Item 8.01 Other Events

Revised Segment and Condensed Consolidating Financial Information

This Current Report on Form 8-K includes Items 7, 7A and 8 of the Company’s 10-K filed with the Securities and Exchange Commission (“SEC”) on February 20, 2014 with amendments to historical business segment information and revision in the condensed consolidating financial information. The segment information reflects a reorganization of a business between segments. The condensed consolidating financial information reflects a revision to previously reported amounts. The Company did not operate under the realigned business segment structure for any of these prior periods and began to report comparative results under the current structure effective with the filing of its Quarterly Report on Form 10-Q for the quarter ended March 31, 2014.

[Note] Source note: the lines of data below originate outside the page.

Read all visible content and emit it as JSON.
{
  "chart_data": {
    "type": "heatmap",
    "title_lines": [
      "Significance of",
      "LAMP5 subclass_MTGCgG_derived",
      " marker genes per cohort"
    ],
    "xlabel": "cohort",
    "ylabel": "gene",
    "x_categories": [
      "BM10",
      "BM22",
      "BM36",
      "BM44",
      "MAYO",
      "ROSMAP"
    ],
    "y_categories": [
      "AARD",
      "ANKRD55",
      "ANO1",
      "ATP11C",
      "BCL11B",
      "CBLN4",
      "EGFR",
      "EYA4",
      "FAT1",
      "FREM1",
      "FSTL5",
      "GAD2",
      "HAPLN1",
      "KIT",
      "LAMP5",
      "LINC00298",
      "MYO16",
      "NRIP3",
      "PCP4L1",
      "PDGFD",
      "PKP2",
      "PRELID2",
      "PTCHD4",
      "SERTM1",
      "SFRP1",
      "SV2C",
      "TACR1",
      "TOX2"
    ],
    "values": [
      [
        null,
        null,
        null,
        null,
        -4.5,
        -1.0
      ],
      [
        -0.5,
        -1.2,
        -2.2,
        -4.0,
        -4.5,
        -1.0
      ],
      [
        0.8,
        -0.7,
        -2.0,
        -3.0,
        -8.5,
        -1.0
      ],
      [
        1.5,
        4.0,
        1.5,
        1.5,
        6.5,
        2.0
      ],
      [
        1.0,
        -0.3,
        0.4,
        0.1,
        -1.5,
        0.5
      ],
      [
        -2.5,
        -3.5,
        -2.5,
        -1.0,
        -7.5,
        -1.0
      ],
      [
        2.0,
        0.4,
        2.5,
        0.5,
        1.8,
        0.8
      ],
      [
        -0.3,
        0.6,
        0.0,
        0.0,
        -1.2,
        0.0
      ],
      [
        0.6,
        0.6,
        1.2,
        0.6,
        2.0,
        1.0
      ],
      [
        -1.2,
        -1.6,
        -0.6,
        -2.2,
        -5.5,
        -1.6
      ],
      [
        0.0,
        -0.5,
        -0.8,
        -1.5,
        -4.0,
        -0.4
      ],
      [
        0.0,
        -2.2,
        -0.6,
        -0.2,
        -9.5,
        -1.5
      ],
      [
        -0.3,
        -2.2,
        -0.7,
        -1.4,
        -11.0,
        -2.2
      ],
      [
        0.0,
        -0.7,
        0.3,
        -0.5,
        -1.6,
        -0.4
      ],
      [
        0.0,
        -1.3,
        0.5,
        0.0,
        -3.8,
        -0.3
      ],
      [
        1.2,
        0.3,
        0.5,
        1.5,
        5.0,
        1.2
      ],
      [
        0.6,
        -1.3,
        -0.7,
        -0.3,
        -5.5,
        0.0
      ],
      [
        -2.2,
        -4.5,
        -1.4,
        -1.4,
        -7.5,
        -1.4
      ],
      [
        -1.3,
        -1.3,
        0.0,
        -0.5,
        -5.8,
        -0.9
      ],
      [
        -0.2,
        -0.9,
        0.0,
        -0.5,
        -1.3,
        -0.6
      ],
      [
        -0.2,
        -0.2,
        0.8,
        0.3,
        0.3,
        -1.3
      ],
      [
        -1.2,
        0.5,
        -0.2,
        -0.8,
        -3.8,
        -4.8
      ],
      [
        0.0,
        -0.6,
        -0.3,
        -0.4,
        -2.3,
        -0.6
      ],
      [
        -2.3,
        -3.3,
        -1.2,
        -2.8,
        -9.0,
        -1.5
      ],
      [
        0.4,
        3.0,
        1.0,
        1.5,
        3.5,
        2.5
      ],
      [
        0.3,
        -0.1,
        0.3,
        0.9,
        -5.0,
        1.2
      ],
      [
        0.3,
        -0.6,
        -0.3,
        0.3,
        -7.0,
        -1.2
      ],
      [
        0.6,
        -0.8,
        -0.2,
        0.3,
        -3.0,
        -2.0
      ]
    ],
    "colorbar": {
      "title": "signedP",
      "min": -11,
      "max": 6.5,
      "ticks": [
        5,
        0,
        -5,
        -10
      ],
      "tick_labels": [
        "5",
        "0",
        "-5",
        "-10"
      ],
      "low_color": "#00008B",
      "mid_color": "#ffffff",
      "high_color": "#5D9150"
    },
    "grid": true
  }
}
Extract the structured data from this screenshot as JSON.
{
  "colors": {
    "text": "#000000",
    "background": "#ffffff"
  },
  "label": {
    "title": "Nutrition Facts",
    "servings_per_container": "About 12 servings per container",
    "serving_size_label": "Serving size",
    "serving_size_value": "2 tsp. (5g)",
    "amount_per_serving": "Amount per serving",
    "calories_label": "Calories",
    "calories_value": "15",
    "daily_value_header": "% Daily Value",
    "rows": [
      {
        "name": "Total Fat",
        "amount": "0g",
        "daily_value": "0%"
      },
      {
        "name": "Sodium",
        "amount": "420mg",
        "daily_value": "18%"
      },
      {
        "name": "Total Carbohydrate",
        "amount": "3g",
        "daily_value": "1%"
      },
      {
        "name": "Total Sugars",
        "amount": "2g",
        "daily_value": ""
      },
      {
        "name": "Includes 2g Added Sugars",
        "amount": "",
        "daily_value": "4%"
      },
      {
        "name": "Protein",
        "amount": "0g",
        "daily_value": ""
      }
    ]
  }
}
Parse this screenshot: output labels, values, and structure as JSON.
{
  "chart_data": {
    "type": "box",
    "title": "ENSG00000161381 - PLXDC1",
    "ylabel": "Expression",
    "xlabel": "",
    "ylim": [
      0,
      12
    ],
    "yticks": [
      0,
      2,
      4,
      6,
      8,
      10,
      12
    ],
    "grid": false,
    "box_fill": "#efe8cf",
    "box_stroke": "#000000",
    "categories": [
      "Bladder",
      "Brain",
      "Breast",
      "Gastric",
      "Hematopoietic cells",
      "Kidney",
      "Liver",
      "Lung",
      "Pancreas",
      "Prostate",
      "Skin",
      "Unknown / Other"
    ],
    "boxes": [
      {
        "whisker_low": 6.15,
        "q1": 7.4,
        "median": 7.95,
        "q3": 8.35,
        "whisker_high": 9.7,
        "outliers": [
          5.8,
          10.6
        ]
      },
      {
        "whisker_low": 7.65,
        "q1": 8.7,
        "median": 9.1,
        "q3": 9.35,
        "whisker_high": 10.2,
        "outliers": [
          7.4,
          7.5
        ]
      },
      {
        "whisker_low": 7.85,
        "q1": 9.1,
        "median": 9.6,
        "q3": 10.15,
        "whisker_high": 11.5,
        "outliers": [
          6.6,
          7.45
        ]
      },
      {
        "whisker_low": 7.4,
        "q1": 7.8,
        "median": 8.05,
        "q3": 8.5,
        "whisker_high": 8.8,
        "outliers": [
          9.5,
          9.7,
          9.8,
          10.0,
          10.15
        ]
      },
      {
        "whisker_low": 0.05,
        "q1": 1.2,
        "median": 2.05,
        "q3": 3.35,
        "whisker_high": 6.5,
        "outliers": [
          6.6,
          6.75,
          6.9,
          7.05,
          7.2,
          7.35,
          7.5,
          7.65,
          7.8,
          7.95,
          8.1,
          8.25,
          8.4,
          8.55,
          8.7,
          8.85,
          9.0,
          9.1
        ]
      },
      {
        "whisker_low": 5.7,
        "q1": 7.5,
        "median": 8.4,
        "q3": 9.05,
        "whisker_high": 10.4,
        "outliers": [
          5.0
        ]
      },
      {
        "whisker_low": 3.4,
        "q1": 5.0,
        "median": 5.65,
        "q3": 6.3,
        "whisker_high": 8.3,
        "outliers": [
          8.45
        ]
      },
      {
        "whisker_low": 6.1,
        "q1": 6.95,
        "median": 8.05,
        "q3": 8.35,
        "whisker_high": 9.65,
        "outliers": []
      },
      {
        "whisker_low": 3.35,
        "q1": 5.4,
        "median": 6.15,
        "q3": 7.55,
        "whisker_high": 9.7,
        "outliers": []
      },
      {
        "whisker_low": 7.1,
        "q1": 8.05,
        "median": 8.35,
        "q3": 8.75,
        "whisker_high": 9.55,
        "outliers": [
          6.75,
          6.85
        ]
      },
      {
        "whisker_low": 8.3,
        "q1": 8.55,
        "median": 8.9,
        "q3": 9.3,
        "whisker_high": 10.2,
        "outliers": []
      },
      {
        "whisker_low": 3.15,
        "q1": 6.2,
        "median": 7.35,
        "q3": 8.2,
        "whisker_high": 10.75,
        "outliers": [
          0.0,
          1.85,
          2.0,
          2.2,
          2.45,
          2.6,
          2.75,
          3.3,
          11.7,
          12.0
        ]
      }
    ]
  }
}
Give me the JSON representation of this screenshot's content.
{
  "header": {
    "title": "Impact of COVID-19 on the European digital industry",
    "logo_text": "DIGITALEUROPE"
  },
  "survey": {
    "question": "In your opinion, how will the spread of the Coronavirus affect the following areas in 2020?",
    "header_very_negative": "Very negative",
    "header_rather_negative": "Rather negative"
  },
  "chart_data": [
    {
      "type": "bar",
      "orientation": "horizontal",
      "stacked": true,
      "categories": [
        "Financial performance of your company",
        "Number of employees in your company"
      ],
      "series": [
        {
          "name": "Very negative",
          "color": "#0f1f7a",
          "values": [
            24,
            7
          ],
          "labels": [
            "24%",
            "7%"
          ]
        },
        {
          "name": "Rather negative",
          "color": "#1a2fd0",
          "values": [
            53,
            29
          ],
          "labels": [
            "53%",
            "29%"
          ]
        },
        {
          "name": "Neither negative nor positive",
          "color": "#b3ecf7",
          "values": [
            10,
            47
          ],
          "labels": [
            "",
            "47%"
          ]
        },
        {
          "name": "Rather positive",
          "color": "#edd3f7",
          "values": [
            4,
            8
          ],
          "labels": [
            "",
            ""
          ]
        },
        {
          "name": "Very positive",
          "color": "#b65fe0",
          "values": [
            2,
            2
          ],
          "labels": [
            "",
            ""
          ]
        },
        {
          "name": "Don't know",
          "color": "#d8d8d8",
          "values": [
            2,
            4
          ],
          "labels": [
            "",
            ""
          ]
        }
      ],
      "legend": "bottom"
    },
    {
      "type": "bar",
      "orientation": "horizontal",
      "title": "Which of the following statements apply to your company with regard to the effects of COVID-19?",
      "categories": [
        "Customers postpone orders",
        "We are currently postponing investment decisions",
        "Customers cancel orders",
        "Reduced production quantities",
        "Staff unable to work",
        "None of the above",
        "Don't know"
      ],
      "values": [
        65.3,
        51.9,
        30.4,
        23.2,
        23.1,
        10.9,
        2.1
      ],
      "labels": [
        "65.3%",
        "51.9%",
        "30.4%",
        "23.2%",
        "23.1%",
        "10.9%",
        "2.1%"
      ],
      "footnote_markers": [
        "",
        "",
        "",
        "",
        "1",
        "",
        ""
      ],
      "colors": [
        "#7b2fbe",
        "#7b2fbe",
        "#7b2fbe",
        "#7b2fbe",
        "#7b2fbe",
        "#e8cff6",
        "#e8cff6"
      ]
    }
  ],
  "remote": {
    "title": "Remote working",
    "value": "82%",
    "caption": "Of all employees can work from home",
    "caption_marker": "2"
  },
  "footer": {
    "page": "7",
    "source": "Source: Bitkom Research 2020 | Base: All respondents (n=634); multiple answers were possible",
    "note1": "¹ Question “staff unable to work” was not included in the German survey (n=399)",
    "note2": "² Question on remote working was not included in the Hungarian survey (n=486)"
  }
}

Except for matters noted above, no other information in the Company’s 2013 10-K is being updated for events or developments that occurred subsequent to the filing of the Company’s 2013 10-K with the SEC on February 20, 2014. Without limitation to the foregoing, this filing does not purport to update Item 7. Management’s Discussion and Analysis of Financial Condition and Results of Operations contained in the Company’s 2013 10-K for any information, uncertainties, transactions, proceedings, risks, events or trends occurring or known to management. More current information is contained in the Company’s Quarterly Report on Form 10-Q for the quarter ended March 31, 2014 and other filings with the SEC. This Current Report on Form 8-K should be read in conjunction with the Company’s 2013 10-K and such Quarterly Report on Form 10-Q and other filings. The Quarterly Report on Form 10-Q and other filings contain important information regarding events and developments of the Company that have occurred since the filing of the Company’s 2013 10-K.

Historical Financial Statements of Medco Health Solutions, Inc.

Attached hereto as Exhibits 99.2 and 99.3 are the audited consolidated financial statements of Medco Health Solutions, Inc. as of December 31, 2011, together with the notes thereto, and the unaudited consolidated financial statements of Medco Health Solutions, Inc. as of March 31, 2012, together with the notes thereto, respectively.

Revised Calculation of Ratio Earnings to Fixed Changes

Attached hereto as Exhibit 99.4 is the revised calculation of ratio of earnings to fixed changes. Interest expense for the year ended December 31, 2013 has been adjusted to exclude $67.0 million of interest expense related to the redemption of ESI’s $1,000.0 million aggregate principal amount of 6.250% senior notes due 2014.

Item 9.01 Financial Statements and Exhibits

See exhibit index.


SIGNATURES

Pursuant to the requirements of the Securities Exchange Act of 1934, the Registrant has duly caused this report to be signed on its behalf by the undersigned, hereunto duly authorized.

 

EXPRESS SCRIPTS HOLDING COMPANY

(Registrant)

By:   /s/ Keith J. Ebling
Name:   Keith J. Ebling
Title:   Executive Vice President and General Counsel

Dated: June 2, 2014


EXHIBIT INDEX

 

Exhibit No.

  

Description

23.1    Consent of PricewaterhouseCoopers LLP, independent registered public accounting firm
23.2    Consent of PricewaterhouseCoopers LLP, independent registered public accounting firm
99.1    Audited consolidated financial statements of Express Scripts Holding Company—December 31, 2013, together with the notes thereto.
99.2    Audited consolidated financial statements of Medco Health Solutions, Inc.—December 31, 2011, together with the notes thereto.
99.3    Unaudited consolidated financial statements of Medco Health Solutions, Inc.—March 31, 2012, together with the notes thereto.
99.4    Statement regarding computation of ratio of earnings to fixed charges.